Original story follows below:
Around 75 people initially showed up for the announced protest at the Ossenmarkt to draw attention to the ongoing housing shortage for international students. Members of the youth political factions of the SP (ROOD) and GroenLink (DWARS) and university political faction DAG, representatives of Groningen’s squatter collective and staff from Frently, gathered a few blocks from the Academy Building to express their continued frustration with the housing shortage international students are facing in the city. After about an hour of spontaneous speeches, the group marched from their spot on the Ossenmarkt to the Academy Building, where they are currently occupying the red steps to draw further attention to their cause. On Twitter, DAG has specified four demands: “1. All emergency housing for free. 2. The university decreases growth ambition. 3. Turn empty offices into student housing. 4. The university will publicly speak out against the growth-oriented allocation model of higher education.”
“We want housing!”
Before occupying the building, there were chants of “We want housing!” and deeply frustrated and disappointed speeches by students either currently dealing with a lack of housing or expressing their solidarity with the students still looking.
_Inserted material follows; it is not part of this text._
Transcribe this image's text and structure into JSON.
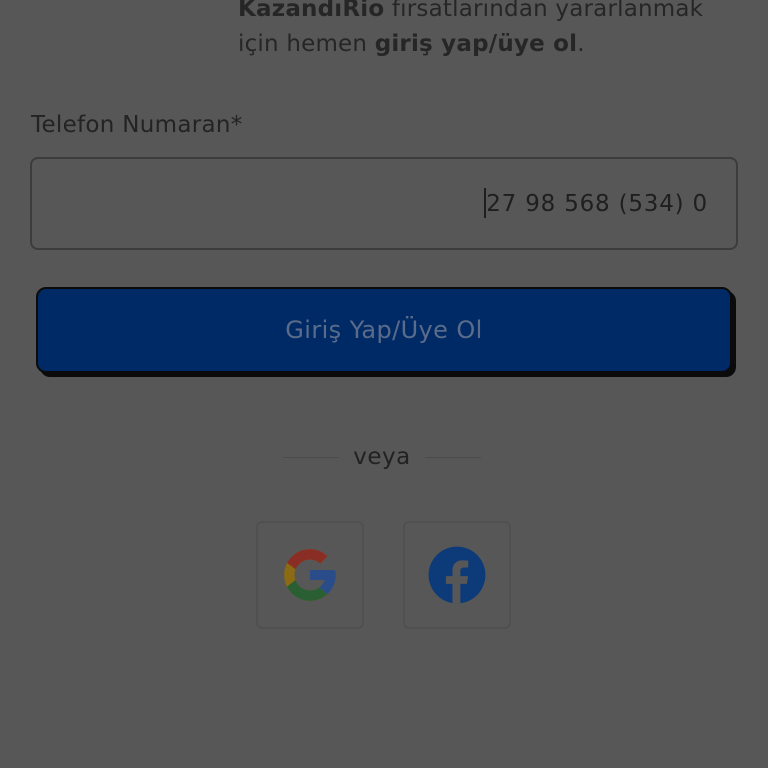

There were also calls to clarify that the participants should focus their anger specifically on the housing situation and not at the University of Groningen itself, but the fact that the group has now occupied the most prominent university building clearly suggests that the demonstrators hold the university accountable for the current situation. Koen Mareé, a member of DAG in the University Council, says that the group’s plan is to occupy the building until their demands are met. He says that sleeping bags and pillows are being brought to the building, and that food for the demonstrators is also being taken care of.
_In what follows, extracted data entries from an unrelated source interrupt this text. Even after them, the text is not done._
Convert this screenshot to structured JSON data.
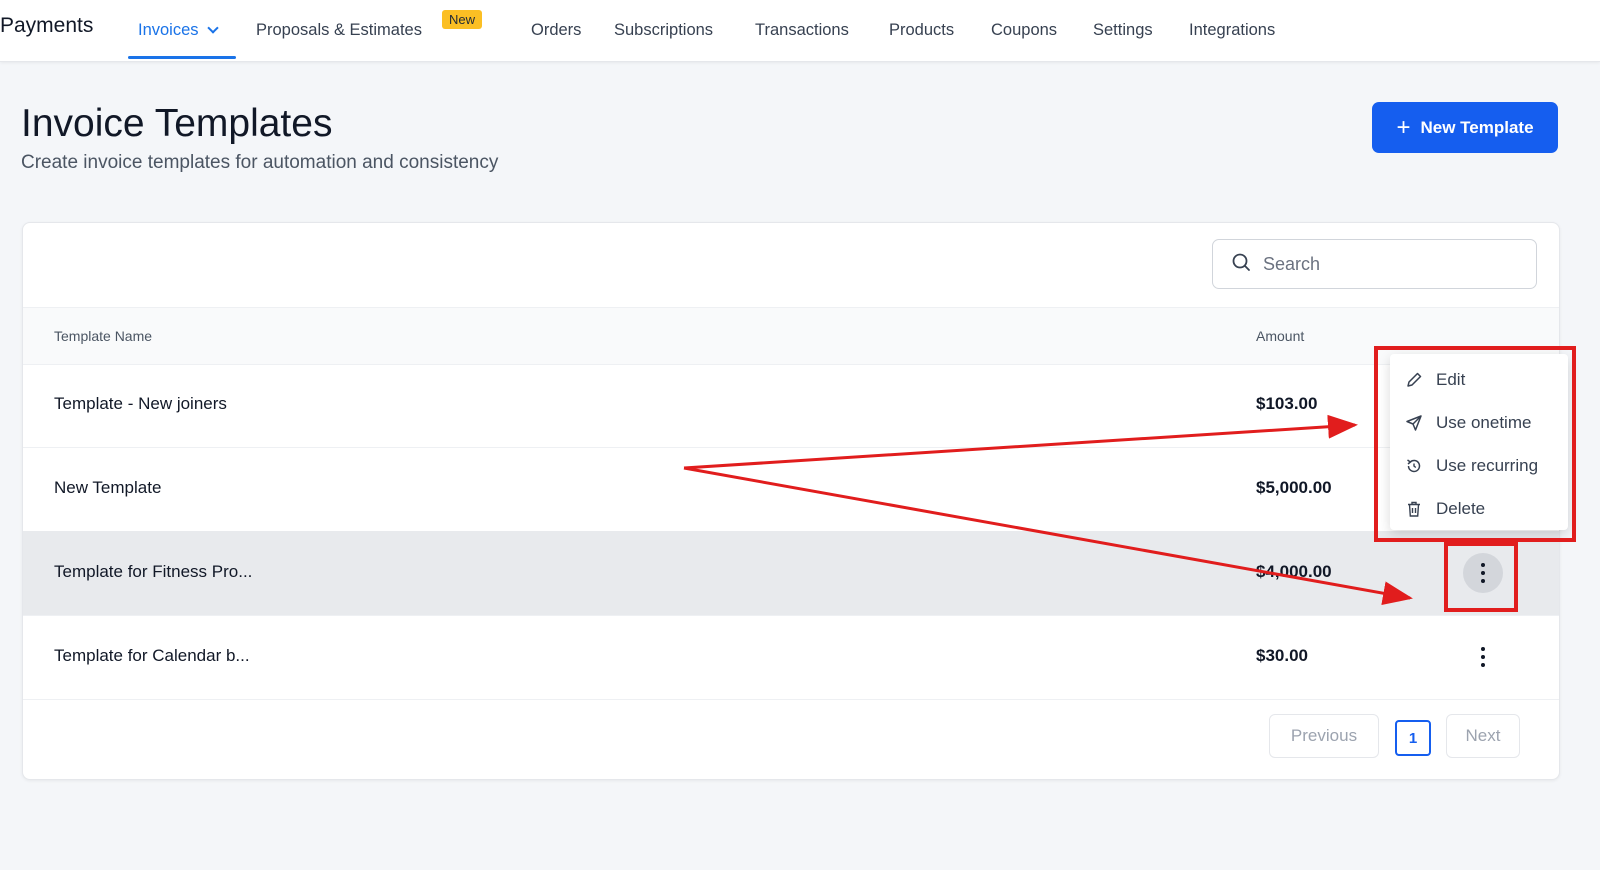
{
  "app": {
    "title": "Payments"
  },
  "nav": {
    "items": [
      {
        "label": "Invoices"
      },
      {
        "label": "Proposals & Estimates"
      },
      {
        "label": "Orders"
      },
      {
        "label": "Subscriptions"
      },
      {
        "label": "Transactions"
      },
      {
        "label": "Products"
      },
      {
        "label": "Coupons"
      },
      {
        "label": "Settings"
      },
      {
        "label": "Integrations"
      }
    ],
    "new_badge": "New"
  },
  "page": {
    "title": "Invoice Templates",
    "subtitle": "Create invoice templates for automation and consistency",
    "new_button_label": "New Template"
  },
  "search": {
    "placeholder": "Search"
  },
  "table": {
    "headers": {
      "name": "Template Name",
      "amount": "Amount"
    },
    "rows": [
      {
        "name": "Template - New joiners",
        "amount": "$103.00"
      },
      {
        "name": "New Template",
        "amount": "$5,000.00"
      },
      {
        "name": "Template for Fitness Pro...",
        "amount": "$4,000.00"
      },
      {
        "name": "Template for Calendar b...",
        "amount": "$30.00"
      }
    ]
  },
  "row_menu": {
    "items": [
      {
        "label": "Edit",
        "icon": "pencil-icon"
      },
      {
        "label": "Use onetime",
        "icon": "send-icon"
      },
      {
        "label": "Use recurring",
        "icon": "recurring-icon"
      },
      {
        "label": "Delete",
        "icon": "trash-icon"
      }
    ]
  },
  "pagination": {
    "previous": "Previous",
    "current": "1",
    "next": "Next"
  },
  "colors": {
    "accent": "#155eef",
    "annotation": "#e11d1d",
    "badge": "#fbbf24"
  }
}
Mareé told the crowd at the Ossenmarkt that there between 400 and 500 students are estimated to still be looking for permanent housing. Michael Aidi, who is pursuing his master’s degree in chemistry, had a room offered to him for a month by a family living outside the city after reading about his situation in De Volkskrant. Having no permanent address means that Aidi cannot yet apply for a Dutch social security number or officially register with the municipality. “I hope that this will get results soon and that they don’t make the same mistake next year, because it’s almost a tradition now”, he told the crowd. “It might as well be one of the touristic sights – oh look, they’re protesting again!” he said, as the crowd laughed. “I hope this gets resolved for all of us and that we can just enjoy our education.”